Attack: The host provides a fabricated SMT proof that claims a different balance for an account, enabling unauthorized spending.

Mitigation: Every pubkey in the sparse Merkle tree has a valid proof — either for the account’s actual leaf or for the empty leaf at that index. The guest asserts that every SMT proof verifies against the current root. Since a valid proof always exists, any verification failure means the host is provably lying. This is enforced with assert! (not skip), so the proof cannot be generated with invalid witnesses.

Malicious host credits fake deposits

Attack: Host provides a witness claiming a deposit output SPK that doesn’t actually pay to P2SH(delegate_script(covenant_id)).

Mitigation: Guest calls verify_entry_output_spk() which reconstructs the expected delegate script from the covenant_id, hashes it, and compares with the output’s P2SH hash. The tx_id binding ensures the output actually exists on-chain.

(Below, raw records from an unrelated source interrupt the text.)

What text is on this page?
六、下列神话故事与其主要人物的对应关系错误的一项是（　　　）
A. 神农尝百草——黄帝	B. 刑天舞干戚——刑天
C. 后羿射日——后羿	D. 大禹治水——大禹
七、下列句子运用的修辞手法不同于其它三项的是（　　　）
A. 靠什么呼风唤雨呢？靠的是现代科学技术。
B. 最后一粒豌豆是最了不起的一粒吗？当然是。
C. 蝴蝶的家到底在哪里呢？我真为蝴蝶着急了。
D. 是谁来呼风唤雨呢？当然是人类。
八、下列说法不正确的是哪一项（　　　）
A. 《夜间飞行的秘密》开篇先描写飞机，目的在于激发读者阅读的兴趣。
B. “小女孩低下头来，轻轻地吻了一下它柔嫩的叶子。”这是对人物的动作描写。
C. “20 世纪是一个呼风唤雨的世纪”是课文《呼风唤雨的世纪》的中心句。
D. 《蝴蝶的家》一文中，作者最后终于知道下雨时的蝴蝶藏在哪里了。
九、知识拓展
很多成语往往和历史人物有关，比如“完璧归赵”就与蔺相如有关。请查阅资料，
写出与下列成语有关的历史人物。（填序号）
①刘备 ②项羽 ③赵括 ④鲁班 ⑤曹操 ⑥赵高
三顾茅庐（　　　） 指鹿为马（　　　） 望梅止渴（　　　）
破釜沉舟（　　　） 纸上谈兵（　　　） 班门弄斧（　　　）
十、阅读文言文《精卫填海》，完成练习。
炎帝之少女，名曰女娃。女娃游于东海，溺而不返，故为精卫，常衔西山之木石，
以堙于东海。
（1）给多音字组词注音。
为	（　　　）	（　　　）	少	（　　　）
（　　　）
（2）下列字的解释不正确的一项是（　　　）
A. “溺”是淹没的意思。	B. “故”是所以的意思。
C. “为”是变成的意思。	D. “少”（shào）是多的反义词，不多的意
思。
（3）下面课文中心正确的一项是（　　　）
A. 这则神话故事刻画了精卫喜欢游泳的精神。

Delegate change output mistaken for deposit

Attack: A withdrawal transaction creates a delegate change output paying to the delegate script. A malicious host presents this as a new deposit in the next batch.

Mitigation: Guest calls input0_has_permission_suffix() on the entry transaction’s preimage. If input 0 ends with [0x51, 0x75] (permission domain), the transaction is a withdrawal — the output is delegate change, not a deposit.

Cross-covenant co-spending

Attack: A delegate input from covenant A is co-spent with a permission input from covenant B, draining A’s bridge reserve.

Mitigation: The delegate script embeds a specific covenant_id and verifies input 0 carries that same ID. Different covenants have different IDs, so cross-covenant co-spending fails.

Proof replay

Attack: A valid ZK proof from a previous state transition is replayed to revert state.

Mitigation: The journal includes prev_state_hash and prev_seq_commitment, both embedded in the redeem script prefix. The on-chain script verifies these match. Since the seq_commitment changes with every block, a replayed proof would fail the sequence check.

Collateral input overcounting

Attack: An attacker provides extra inputs beyond the delegate slots and hopes they’re counted toward the delegate balance.

Mitigation: Phase 10 enforces input_count <= MAX_DELEGATE_INPUTS + 2 and explicitly guards that input N+1 does NOT have the delegate SPK. The unrolled loop only sums inputs at indices 1..N.

Conservation properties

The system maintains two conservation invariants:

  1. L2 balance conservation: Every transfer preserves total L2 balance (amount sent equals amount received). Entries increase total L2 balance by the deposit amount. Exits decrease it by the withdrawal amount.

  2. Bridge reserve conservation: The permission script enforces delegate_input_total >= deduct and verifies the change output amount equals total - deduct. No value is created or destroyed during withdrawals.